If we defund the police, we will have more drugs and more tragic deaths. If we indulge the woke rush to reduce incarceration, we can expect more drug abuse and deaths. If we let perfect strangers across any United States border without scrutiny, we can expect more drug abuse and drug-related deaths.

On Tuesday, we will hear a cacophony of political platitudes assuring us how much politicians hate drugs, drug trafficking, the oppression of drug addiction, and the horrific suffering of those who have lost children, parents, friends, relatives, neighbors and co-workers in the drug-death trend.

When the political class talks about drugs this week, tell them to crack down on crime. Nearly 100% of the time someone dies of a drug overdose it means multiple crimes occurred without obstruction by the justice system. It means a criminal produced an illegal drug, a criminal illegally trafficked the drug, a criminal illegally sold the drug, a criminal illegally bought the drug and someone illegally used the drug. A society that de-emphasizes law and order becomes a society of deadly chaos and injustice.

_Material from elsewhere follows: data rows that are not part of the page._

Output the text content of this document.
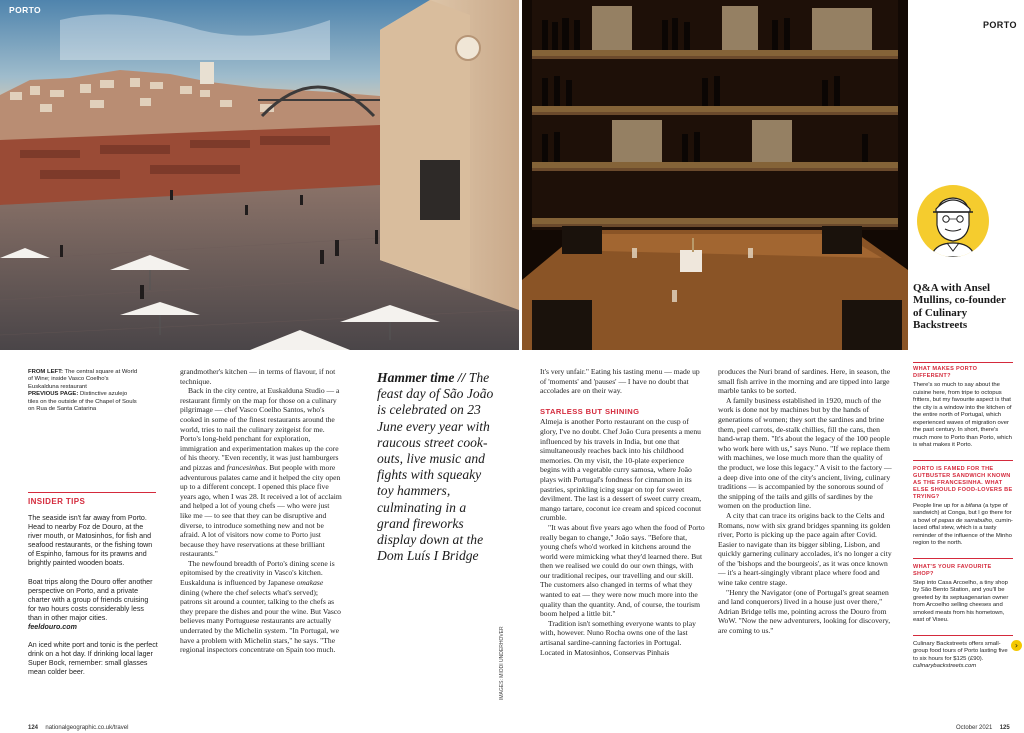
PORTO
PORTO
Q&A with Ansel Mullins, co-founder of Culinary Backstreets
FROM LEFT: The central square at World of Wine; inside Vasco Coelho's Euskalduna restaurant
PREVIOUS PAGE: Distinctive azulejo tiles on the outside of the Chapel of Souls on Rua de Santa Catarina
INSIDER TIPS

The seaside isn't far away from Porto. Head to nearby Foz de Douro, at the river mouth, or Matosinhos, for fish and seafood restaurants, or the fishing town of Espinho, famous for its prawns and brightly painted wooden boats.

Boat trips along the Douro offer another perspective on Porto, and a private charter with a group of friends cruising for two hours costs considerably less than in other major cities. feeldouro.com

An iced white port and tonic is the perfect drink on a hot day. If drinking local lager Super Bock, remember: small glasses mean colder beer.

grandmother's kitchen — in terms of flavour, if not technique.

Back in the city centre, at Euskalduna Studio — a restaurant firmly on the map for those on a culinary pilgrimage — chef Vasco Coelho Santos, who's cooked in some of the finest restaurants around the world, tries to nail the culinary zeitgeist for me. Porto's long-held penchant for exploration, immigration and experimentation makes up the core of his theory. "Even recently, it was just hamburgers and pizzas and francesinhas. But people with more adventurous palates came and it helped the city open up to a different concept. I opened this place five years ago, when I was 28. It received a lot of acclaim and helped a lot of young chefs — who were just like me — to see that they can be disruptive and diverse, to introduce something new and not be afraid. A lot of visitors now come to Porto just because they have reservations at these brilliant restaurants."

The newfound breadth of Porto's dining scene is epitomised by the creativity in Vasco's kitchen. Euskalduna is influenced by Japanese omakase dining (where the chef selects what's served); patrons sit around a counter, talking to the chefs as they prepare the dishes and pour the wine. But Vasco believes many Portuguese restaurants are actually underrated by the Michelin system. "In Portugal, we have a problem with Michelin stars," he says. "The regional inspectors concentrate on Spain too much.

Hammer time // The feast day of São João is celebrated on 23 June every year with raucous street cook-outs, live music and fights with squeaky toy hammers, culminating in a grand fireworks display down at the Dom Luís I Bridge
IMAGES: MIODI UNDERHOVER

It's very unfair." Eating his tasting menu — made up of 'moments' and 'pauses' — I have no doubt that accolades are on their way.

STARLESS BUT SHINING

Almeja is another Porto restaurant on the cusp of glory, I've no doubt. Chef João Cura presents a menu influenced by his travels in India, but one that simultaneously reaches back into his childhood memories. On my visit, the 10-plate experience begins with a vegetable curry samosa, where João plays with Portugal's fondness for cinnamon in its pastries, sprinkling icing sugar on top for sweet devilment. The last is a dessert of sweet curry cream, mango tartare, coconut ice cream and spiced coconut crumble.

"It was about five years ago when the food of Porto really began to change," João says. "Before that, young chefs who'd worked in kitchens around the world were mimicking what they'd learned there. But then we realised we could do our own things, with our traditional recipes, our travelling and our skill. The customers also changed in terms of what they wanted to eat — they were now much more into the quality than the quantity. And, of course, the tourism boom helped a little bit."

Tradition isn't something everyone wants to play with, however. Nuno Rocha owns one of the last artisanal sardine-canning factories in Portugal. Located in Matosinhos, Conservas Pinhais

produces the Nuri brand of sardines. Here, in season, the small fish arrive in the morning and are tipped into large marble tanks to be sorted.

A family business established in 1920, much of the work is done not by machines but by the hands of generations of women; they sort the sardines and brine them, peel carrots, de-stalk chillies, fill the cans, then hand-wrap them. "It's about the legacy of the 100 people who work here with us," says Nuno. "If we replace them with machines, we lose much more than the quality of the product, we lose this legacy." A visit to the factory — a deep dive into one of the city's ancient, living, culinary traditions — is accompanied by the sonorous sound of the snipping of the tails and gills of sardines by the women on the production line.

A city that can trace its origins back to the Celts and Romans, now with six grand bridges spanning its golden river, Porto is picking up the pace again after Covid. Easier to navigate than its bigger sibling, Lisbon, and quickly garnering culinary accolades, it's no longer a city of the 'bishops and the bourgeois', as it was once known — it's a heart-singingly vibrant place where food and wine take centre stage.

"Henry the Navigator (one of Portugal's great seamen and land conquerors) lived in a house just over there," Adrian Bridge tells me, pointing across the Douro from WoW. "Now the new adventurers, looking for discovery, are coming to us."

WHAT MAKES PORTO DIFFERENT?
There's so much to say about the cuisine here, from tripe to octopus fritters, but my favourite aspect is that the city is a window into the kitchen of the entire north of Portugal, which experienced waves of migration over the past century. In short, there's much more to Porto than Porto, which is what makes it Porto.
PORTO IS FAMED FOR THE GUTBUSTER SANDWICH KNOWN AS THE FRANCESINHA. WHAT ELSE SHOULD FOOD-LOVERS BE TRYING?
People line up for a bifana (a type of sandwich) at Conga, but I go there for a bowl of papas de sarrabulho, cumin-laced offal stew, which is a tasty reminder of the influence of the Minho region to the north.
WHAT'S YOUR FAVOURITE SHOP?
Step into Casa Arcoelho, a tiny shop by São Bento Station, and you'll be greeted by its septuagenarian owner from Arcoelho selling cheeses and smoked meats from his hometown, east of Viseu.
Culinary Backstreets offers small-group food tours of Porto lasting five to six hours for $125 (£90). culinarybackstreets.com
›
124 nationalgeographic.co.uk/travel	October 2021 125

Illicit drugs are bad for society. The past year was a very bad year for law enforcement, as popular left-wing movements have openly demonized police, defunded them, decommissioned them and threatened to eliminate them.

Let’s do more than talk on Drug Overdose Awareness Day. Our drug problem is a crime problem. Let’s make the recent soft-on-crime movement the fad that failed in record-breaking time, even faster than fake meat for wannabe vegans. Let’s reverse this deadly trend of drug abuse. That means only one thing. Get tough on crime again no matter what a few angry mobs have to say.